More recently, strategies to prevent the damage induced by these agents has been studied. Medications known to protect the heart like certain beta-blockers and ACE inhibitors are showing promise both for the prevention and early therapy of heart injury during chemotherapy. A final area of concern is radiation therapy often used alone or with chemotherapy. Women who receive radiation therapy, particularly over the left breast which sits above the heart, have in increased risk of both congestive heart failure and accelerated coronary artery disease. The risk to heart arteries may exist for up to 20 years after the initial radiation treatment given. Integrative strategies including supplements like coenzyme Q10, diets that include fasting, and other nutritional approaches are being studied.

As many patients receiving therapy for cancer are in their middle ages or beyond, the risk of silent heart disease, particularly coronary artery disease (CAD), is at least as high as the public at large. CAD is increased in survivors of breast cancer therapy, and nearly as many women will die of heart disease heart issues as will die of their breast cancer itself in follow up. Adult patients with cancer may benefit from a thorough evaluation for risk factors for CAD and the presence of silent heart disease using cardiac CT or carotid ultrasound. In many cases, review of chest and abdominal CT scans done for cancer staging may reveal silent calcified arteries that indicates and increased concern for important CAD.

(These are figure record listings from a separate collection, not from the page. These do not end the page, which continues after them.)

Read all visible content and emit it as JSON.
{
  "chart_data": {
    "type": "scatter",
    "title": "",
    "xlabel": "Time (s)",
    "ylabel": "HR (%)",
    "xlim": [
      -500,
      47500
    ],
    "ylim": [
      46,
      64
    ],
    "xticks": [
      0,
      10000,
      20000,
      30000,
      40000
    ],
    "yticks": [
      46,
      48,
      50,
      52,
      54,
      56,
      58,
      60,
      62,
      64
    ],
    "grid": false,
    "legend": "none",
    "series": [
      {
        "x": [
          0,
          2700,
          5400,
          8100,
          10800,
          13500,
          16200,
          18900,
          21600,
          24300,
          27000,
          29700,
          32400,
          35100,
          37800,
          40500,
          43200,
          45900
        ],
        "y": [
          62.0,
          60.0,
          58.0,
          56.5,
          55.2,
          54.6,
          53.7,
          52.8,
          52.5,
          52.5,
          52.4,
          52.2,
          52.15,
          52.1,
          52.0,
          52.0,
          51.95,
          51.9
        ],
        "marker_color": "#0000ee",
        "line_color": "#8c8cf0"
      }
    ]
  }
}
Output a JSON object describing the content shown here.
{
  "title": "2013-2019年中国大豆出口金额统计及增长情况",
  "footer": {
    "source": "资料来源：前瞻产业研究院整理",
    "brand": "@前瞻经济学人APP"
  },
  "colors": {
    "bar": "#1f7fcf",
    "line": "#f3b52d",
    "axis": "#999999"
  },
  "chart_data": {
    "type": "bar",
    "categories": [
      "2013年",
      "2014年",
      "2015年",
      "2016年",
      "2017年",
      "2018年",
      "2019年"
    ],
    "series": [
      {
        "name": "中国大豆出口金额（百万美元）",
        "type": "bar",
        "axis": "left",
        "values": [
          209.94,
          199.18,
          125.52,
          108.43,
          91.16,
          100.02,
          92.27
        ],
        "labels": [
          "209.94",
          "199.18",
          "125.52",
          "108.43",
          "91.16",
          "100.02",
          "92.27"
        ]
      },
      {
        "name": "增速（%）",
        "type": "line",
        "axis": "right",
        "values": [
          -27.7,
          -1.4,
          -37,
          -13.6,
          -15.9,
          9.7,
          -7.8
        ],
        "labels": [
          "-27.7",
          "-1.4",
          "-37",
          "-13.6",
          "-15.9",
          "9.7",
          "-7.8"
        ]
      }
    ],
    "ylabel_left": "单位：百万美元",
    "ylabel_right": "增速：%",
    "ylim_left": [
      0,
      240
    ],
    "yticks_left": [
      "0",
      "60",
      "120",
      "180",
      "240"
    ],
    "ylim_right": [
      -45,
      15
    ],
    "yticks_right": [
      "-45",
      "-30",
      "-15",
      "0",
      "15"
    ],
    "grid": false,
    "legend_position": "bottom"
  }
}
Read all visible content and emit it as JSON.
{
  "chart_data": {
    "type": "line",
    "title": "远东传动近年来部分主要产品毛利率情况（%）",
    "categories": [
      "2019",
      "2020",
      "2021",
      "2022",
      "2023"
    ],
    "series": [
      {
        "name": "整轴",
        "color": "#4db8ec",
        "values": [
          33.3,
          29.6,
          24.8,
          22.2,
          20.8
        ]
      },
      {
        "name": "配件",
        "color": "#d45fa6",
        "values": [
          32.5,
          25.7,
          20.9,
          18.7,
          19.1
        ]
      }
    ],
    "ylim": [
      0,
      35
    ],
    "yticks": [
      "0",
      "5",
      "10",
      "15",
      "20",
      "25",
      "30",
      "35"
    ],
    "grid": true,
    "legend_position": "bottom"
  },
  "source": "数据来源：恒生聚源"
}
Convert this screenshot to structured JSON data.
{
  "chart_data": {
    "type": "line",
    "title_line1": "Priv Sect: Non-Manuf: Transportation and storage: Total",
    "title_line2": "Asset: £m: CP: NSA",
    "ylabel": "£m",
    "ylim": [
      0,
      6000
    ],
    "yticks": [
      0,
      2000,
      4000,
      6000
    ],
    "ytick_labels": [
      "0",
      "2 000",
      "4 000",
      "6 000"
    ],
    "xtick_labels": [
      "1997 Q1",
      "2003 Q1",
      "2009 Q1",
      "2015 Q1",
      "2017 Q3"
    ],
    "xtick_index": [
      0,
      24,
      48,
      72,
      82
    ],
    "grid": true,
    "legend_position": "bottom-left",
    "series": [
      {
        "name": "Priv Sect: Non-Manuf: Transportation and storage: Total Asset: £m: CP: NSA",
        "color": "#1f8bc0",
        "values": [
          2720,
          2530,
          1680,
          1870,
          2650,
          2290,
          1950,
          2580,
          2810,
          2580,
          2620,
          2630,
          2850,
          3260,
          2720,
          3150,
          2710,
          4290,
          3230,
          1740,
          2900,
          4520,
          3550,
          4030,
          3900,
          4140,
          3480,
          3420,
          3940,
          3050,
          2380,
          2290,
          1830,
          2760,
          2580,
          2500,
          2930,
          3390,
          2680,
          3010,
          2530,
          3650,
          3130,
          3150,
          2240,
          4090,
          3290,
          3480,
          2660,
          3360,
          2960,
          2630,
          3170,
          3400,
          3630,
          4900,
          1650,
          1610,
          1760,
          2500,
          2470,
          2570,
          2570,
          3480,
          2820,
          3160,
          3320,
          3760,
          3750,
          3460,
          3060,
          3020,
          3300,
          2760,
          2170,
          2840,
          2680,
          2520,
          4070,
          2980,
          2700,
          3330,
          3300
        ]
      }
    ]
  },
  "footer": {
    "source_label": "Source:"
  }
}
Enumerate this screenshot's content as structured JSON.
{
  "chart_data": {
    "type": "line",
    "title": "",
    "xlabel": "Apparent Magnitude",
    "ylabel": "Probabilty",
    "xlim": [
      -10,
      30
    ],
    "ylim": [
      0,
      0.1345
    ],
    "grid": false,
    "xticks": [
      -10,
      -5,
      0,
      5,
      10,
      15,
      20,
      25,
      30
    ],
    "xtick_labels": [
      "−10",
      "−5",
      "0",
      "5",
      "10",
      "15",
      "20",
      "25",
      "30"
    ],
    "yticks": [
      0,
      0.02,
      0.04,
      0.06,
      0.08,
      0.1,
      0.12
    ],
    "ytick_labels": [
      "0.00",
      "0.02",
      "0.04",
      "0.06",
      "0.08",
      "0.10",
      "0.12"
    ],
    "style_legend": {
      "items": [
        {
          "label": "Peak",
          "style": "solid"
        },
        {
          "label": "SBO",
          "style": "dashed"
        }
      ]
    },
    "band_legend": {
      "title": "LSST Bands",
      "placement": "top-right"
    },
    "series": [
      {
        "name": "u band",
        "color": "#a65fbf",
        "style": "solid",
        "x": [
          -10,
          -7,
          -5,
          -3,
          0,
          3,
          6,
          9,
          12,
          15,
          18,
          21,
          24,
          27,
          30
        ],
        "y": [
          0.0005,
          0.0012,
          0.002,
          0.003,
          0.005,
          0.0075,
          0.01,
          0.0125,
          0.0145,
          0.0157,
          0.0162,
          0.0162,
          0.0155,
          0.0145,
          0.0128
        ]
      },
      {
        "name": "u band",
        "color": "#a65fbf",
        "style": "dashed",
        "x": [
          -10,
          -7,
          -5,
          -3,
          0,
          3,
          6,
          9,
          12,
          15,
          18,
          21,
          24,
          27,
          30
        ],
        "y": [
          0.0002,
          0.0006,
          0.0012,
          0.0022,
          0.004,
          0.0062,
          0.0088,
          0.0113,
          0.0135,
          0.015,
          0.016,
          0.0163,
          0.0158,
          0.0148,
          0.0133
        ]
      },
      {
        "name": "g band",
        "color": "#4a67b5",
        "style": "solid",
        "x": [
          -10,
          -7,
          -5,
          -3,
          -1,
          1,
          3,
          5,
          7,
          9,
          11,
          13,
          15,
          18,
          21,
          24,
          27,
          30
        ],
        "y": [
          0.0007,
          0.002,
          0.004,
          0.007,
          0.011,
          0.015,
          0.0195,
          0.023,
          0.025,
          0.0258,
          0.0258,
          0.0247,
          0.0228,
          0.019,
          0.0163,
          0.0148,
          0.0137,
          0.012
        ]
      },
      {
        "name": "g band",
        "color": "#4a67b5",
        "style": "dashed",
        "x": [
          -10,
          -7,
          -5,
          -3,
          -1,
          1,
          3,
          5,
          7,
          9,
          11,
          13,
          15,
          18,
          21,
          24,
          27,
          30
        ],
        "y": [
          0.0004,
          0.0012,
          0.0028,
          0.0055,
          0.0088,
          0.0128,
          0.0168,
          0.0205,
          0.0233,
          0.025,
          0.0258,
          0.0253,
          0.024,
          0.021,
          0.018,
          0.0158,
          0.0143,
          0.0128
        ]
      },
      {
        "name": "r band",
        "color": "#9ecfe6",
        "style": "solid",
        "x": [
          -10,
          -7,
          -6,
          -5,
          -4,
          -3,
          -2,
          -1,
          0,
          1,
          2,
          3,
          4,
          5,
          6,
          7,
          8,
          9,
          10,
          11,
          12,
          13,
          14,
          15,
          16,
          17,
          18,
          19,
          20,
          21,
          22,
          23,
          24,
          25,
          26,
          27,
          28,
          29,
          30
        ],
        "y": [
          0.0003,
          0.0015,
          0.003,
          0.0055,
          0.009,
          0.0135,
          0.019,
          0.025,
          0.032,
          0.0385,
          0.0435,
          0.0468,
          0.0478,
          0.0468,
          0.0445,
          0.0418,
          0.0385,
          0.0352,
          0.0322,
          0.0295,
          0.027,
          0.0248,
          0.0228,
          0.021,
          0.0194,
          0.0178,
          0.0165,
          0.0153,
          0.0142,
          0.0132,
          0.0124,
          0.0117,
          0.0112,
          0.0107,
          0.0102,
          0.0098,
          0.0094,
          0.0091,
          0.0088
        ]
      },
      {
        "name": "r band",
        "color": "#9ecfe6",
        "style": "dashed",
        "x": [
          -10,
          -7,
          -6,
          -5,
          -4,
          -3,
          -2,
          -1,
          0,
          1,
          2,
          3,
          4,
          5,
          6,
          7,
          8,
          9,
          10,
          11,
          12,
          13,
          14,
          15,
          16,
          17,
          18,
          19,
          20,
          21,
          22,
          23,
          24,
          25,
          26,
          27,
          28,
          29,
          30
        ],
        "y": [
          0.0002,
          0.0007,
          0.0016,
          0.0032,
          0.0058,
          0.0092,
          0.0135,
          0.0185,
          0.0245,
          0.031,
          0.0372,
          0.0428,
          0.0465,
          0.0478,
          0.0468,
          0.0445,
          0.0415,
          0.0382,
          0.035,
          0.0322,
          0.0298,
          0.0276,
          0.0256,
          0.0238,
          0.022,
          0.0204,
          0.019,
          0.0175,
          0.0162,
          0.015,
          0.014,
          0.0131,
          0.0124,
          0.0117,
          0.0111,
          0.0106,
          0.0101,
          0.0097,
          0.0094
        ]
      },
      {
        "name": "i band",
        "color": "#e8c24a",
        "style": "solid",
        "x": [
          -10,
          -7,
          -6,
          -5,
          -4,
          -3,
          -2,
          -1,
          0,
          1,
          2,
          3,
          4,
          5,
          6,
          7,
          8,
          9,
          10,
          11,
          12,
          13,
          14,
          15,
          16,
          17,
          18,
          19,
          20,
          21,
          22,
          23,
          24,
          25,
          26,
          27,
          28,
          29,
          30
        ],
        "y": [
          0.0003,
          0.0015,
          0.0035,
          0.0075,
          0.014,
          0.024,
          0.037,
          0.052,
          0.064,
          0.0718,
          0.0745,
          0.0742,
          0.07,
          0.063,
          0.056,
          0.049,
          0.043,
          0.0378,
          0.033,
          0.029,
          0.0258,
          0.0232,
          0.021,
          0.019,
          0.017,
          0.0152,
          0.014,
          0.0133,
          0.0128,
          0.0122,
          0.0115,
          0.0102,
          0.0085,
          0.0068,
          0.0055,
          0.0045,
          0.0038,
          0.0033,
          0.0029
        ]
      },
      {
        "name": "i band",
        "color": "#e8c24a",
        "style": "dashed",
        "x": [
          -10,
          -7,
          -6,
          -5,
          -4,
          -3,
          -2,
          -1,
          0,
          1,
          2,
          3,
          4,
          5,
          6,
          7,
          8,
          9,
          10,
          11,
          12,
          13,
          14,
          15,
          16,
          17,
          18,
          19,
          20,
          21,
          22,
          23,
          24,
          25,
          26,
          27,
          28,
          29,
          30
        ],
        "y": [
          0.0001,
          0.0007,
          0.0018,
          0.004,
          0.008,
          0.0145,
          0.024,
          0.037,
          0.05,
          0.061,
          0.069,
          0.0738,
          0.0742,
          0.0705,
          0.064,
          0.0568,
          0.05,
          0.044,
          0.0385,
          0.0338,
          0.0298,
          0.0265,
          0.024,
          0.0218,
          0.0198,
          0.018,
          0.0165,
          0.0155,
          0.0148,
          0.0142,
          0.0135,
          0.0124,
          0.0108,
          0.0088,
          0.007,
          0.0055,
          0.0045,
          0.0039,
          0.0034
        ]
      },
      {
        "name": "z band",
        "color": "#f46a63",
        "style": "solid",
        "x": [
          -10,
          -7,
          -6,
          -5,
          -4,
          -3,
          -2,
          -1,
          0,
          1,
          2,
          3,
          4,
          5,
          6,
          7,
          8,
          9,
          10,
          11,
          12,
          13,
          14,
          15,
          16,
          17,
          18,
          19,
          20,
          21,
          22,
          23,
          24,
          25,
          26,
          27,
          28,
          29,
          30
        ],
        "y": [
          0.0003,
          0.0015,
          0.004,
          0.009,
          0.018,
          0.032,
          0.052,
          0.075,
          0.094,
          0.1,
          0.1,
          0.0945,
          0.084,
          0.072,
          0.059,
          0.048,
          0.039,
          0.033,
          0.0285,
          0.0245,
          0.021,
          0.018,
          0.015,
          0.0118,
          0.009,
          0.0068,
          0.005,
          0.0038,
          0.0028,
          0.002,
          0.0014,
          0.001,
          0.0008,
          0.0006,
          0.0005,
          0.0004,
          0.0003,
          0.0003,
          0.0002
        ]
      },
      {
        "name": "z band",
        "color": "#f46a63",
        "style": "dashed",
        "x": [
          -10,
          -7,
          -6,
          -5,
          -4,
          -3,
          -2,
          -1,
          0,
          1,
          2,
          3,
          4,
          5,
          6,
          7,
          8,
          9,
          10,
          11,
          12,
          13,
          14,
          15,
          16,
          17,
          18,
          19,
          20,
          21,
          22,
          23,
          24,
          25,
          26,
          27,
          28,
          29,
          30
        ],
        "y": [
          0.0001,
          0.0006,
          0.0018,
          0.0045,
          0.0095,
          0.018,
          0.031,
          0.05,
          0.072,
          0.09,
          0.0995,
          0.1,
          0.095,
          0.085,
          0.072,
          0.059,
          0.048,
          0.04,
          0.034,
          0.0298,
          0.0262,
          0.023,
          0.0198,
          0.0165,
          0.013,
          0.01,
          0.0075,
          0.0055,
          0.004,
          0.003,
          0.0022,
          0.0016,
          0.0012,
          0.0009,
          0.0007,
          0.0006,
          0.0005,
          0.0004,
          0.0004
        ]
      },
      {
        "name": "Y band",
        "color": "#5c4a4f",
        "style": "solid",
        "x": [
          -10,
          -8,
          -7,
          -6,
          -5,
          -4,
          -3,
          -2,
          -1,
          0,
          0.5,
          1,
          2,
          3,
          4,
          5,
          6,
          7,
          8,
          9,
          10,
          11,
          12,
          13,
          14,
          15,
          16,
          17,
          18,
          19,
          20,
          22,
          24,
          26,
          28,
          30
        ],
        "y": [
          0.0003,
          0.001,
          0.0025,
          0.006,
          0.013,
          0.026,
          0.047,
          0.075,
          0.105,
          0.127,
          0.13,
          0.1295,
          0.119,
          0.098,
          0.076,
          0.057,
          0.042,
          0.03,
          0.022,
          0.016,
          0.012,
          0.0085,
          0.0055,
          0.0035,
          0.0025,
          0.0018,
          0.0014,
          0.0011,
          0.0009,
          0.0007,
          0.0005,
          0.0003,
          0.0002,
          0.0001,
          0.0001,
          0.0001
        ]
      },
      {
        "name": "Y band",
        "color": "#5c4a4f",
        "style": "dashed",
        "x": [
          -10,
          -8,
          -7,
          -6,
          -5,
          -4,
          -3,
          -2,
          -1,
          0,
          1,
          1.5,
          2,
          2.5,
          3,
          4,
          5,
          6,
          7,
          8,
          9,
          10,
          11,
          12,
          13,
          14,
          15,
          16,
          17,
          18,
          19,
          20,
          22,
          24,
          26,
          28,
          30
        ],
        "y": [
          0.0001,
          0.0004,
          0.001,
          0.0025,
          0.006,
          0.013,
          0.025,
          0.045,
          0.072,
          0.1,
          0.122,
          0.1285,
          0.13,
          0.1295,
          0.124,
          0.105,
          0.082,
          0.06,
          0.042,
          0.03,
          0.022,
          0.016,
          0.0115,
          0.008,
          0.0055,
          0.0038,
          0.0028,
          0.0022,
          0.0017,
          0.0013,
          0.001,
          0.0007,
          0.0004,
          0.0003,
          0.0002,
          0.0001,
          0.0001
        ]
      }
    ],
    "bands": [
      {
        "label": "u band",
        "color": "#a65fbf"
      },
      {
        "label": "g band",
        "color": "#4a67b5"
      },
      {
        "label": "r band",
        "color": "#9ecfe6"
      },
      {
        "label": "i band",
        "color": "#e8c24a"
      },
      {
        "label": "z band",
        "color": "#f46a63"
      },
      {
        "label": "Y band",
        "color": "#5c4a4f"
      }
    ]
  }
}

The final area of overlap between oncology and cardiology is the late survivorship of cancer patients in terms of the effects of chemotherapy. Patients with breast cancer and lymphoma who have received agents like doxorubicin and those who have had radiation to their chest are candidates for long-term monitoring for the late development of damage. An echocardiogram at 5 years in patients with heart risk factors and at 10 years in all other patients, along with a stress test and heart CT scan should be considered and has been recommended to search for late heart damage and CAD.

New Studies on Late Heart Disease

  1. A recently published medical review in women treated with breast cancer showed that anthracycline-containing chemotherapy plus irradiation of the internal mammary chain (IMC) was associated with a heart failure (CHF) risk nine times greater than that of women in the general population. Anthracycline therapy alone increased heart failure risk four times over that of the general population. IMC irradiation also increased the risk of ischemic heart disease (IHD) and valvular heart disease (VHD), regardless of whether the radiation treatment was on the right or left side. In many instances, the CVD risk did not emerge for 20 years or more after treatment for breast cancer, they reported in the British Journal of Cancer.
  2. Another recent study showed a dose-dependent association between irradiation for breast cancer and the risk of injury to the left ventricle (LV) and coronary artery segments. Covering a 43-year period beginning in 1958, the data suggested that all coronary segments “are sensitive to radiation and that doses to all segments should be minimized,” authors wrote in the Journal of Clinical Oncology.

There is much work to do to bring oncologists and cardiologists together for the optimal prevention, planning, treatment, and follow-up of patients at risk for or diagnosed with cancer. It may be advisable to seek out such a specialist in your community, whether bearing a MD, DO, or ND degree, to optimize the chances of a short-term and long-term freedom of heart disease and CAD after cancer therapy.